Walking down the quiet Topridge Road as the sun began to set, I breathed deeply, smelling the smells of the damp forest. These woods were serving as a church or sanctuary for me, light filtering down on to the green ferns below. Two by two, birds began to sing an evening song, the forest choir singing at the appropriate time every day.
A single deer fly buzzed my head but did not bite me. There were no people anywhere except me, here. As a gift to myself, I wanted to walk deep into a world of no people, and here I was.
The air was brisk. When the sun filtered down to my face, it was warm. Deeper in the woods, two thrushes exchanged songs. A red squirrel chattered overhead. Here were the forest residents I was allowed to observe. Here were my teachers. They bring me inner peace when I relax and let them offer me their wisdoms and surprises. Others seek thrills, excitement, noise and action when looking for a break in their routine. Not me. This quiet sanctuary is always my magical reward. It's what I am focusing on when I step into the forest.
Finding joyful surprises makes a place magical. Saranac Lake has many delightful surprises, more obvious each passing week of summer. More people are out walking and riding on our sidewalks, over our roads, and on our trails. Folks are stepping out, or getting into their canoes and kayaks, or heading to the beach.interacting with the gifts that summer in the mountains can bring to those open to them. What we see along the way when we're having our adventures gives us a positive sense of magic if we let it.
One recent early morning I absorbed and observed the people out and about our town, from upper Broadway through town to the far shores of Lake Flower. I had a little notebook, and I counted what I saw. Comaradarie abounded everywhere. Swimming lessons were set to begin at the town beach at Lake Colby. On upper Broadway I saw seven or eight kids with towels walking in that direction. I noted four different sets of tourists seeking places for breakfast.
Customers parked outside of Sears and Nori's, and made their way to the banks. There were at least nine people out walking their dogs. Old people and young people, old dogs and young dogs, large dogs and small dogs, one which was laying down on the sidewalk against its owner's wishes, maybe just waiting for a belly rub. The air was warm, already over 70, with the promise of another hot day ahead. Two volunteers were bent over in the VIS garden as cars drove by.

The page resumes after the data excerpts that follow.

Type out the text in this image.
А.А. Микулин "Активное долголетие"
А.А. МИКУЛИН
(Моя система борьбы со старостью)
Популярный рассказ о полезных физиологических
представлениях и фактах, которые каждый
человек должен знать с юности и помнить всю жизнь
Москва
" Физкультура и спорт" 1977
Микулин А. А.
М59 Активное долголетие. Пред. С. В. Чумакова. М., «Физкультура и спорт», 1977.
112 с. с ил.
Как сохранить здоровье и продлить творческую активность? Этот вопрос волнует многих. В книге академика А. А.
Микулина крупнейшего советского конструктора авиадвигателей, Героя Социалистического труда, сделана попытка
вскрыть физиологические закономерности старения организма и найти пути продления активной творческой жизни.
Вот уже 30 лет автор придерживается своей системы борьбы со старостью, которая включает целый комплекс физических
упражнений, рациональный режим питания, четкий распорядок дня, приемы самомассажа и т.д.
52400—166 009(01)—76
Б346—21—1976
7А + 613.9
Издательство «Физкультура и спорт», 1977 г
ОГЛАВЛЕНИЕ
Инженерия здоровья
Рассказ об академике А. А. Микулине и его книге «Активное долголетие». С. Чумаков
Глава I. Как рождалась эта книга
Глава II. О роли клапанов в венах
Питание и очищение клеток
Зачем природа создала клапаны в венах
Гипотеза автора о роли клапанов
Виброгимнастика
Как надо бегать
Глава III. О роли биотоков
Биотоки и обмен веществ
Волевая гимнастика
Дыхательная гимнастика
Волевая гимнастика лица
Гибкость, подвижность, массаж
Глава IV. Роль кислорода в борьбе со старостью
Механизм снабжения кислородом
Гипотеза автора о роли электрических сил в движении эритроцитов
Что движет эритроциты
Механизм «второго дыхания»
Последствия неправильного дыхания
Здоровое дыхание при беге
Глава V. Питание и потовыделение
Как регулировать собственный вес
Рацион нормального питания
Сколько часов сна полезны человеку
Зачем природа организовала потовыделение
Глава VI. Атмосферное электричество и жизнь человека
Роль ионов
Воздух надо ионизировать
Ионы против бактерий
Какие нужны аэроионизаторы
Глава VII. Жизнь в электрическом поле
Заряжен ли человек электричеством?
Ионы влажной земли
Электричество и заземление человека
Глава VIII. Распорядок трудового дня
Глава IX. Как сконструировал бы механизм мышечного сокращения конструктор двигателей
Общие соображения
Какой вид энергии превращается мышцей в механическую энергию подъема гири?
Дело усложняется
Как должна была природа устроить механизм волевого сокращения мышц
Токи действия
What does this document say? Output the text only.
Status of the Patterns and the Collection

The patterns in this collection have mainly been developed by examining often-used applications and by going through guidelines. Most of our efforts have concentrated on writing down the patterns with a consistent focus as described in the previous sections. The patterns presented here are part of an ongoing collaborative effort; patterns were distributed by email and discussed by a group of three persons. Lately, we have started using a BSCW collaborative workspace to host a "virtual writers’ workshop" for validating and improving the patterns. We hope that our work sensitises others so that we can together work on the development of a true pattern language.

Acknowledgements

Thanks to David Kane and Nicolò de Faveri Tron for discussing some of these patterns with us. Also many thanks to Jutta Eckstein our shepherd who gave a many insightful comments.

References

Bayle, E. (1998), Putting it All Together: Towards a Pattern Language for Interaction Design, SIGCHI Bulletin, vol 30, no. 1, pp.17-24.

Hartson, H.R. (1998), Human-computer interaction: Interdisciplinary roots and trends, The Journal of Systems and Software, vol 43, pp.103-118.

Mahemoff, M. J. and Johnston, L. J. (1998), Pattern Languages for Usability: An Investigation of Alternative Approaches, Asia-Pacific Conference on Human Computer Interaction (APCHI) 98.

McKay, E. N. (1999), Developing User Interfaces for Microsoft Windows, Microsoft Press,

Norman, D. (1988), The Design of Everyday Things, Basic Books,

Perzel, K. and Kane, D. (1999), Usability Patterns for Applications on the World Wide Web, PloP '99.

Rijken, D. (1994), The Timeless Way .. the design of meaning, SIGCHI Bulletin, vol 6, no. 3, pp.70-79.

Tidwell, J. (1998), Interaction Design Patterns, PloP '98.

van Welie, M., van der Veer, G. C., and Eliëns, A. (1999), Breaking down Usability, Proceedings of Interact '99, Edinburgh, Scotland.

There were four women, two pairs, out walking for exercise. One elderly man sat on a park bench in Riverside Park, watching two pontoon boats putter toward the dock. Someone was fishing near the pavilion. Two people sat outside the Blue Moon cafe drinking their coffees, one reading a paper, the other talking on a cell phone. I only saw one bike rider, near Mountain Mist, where there were three canoes paddling in the water behind the ice cream store. Twelve Canada geese swam lazily in the water near the boat launch. Two twenty somethings played tennis at the tennis courts. Guests lined up to eat at McKenzie's. An older woman was walking home from Aldi's with a medium sized grocery bag over her shoulder.
Adirondack activity for an ordinary summer morning in Saranac Lake. The town felt vibrant and alive and I was proud to call this my home town. Noticing the details about the other Adirondack people claiming this same space made it feel magical, as though we'd all been in the same movie. There is no way of knowing what any of these other people were observing, or what they chose to focus on during those morning moments. It was golden to me. Every day we choose to see events as gifts or nuisances. I find the cheerful route provides me with a lot better days.
On the other hand
For example, I just pointed out how cheerful and lively our town was on that recent morning, how proud I was. However, later that day, I was chatting with someone who pointed out how many empty storefronts have cropped up lately, what a sad first impression that would make on this year's tourists. I was so startled , I just stammered, "What?? Look around. This is only a temporary situation. This is a great summer for Saranac Lake." I felt that someone else had chosen to focus on what was not there, rather than what was. People don't have to think like that.
I think my view allowed me to have the better day. It's what we choose to focus on that makes a difference. Leave negative thinking behind. If we register the positives we experience, our days will hold these things, and so will our memories. It's a choice we get to make every day.
Randy Lewis lives in Paul Smiths, and is the author of "Actively Adirondack: Reflections of Mountain Life in the 21st Century," Adirondack Center for Writing's People's Choice Award for Best Book 2007.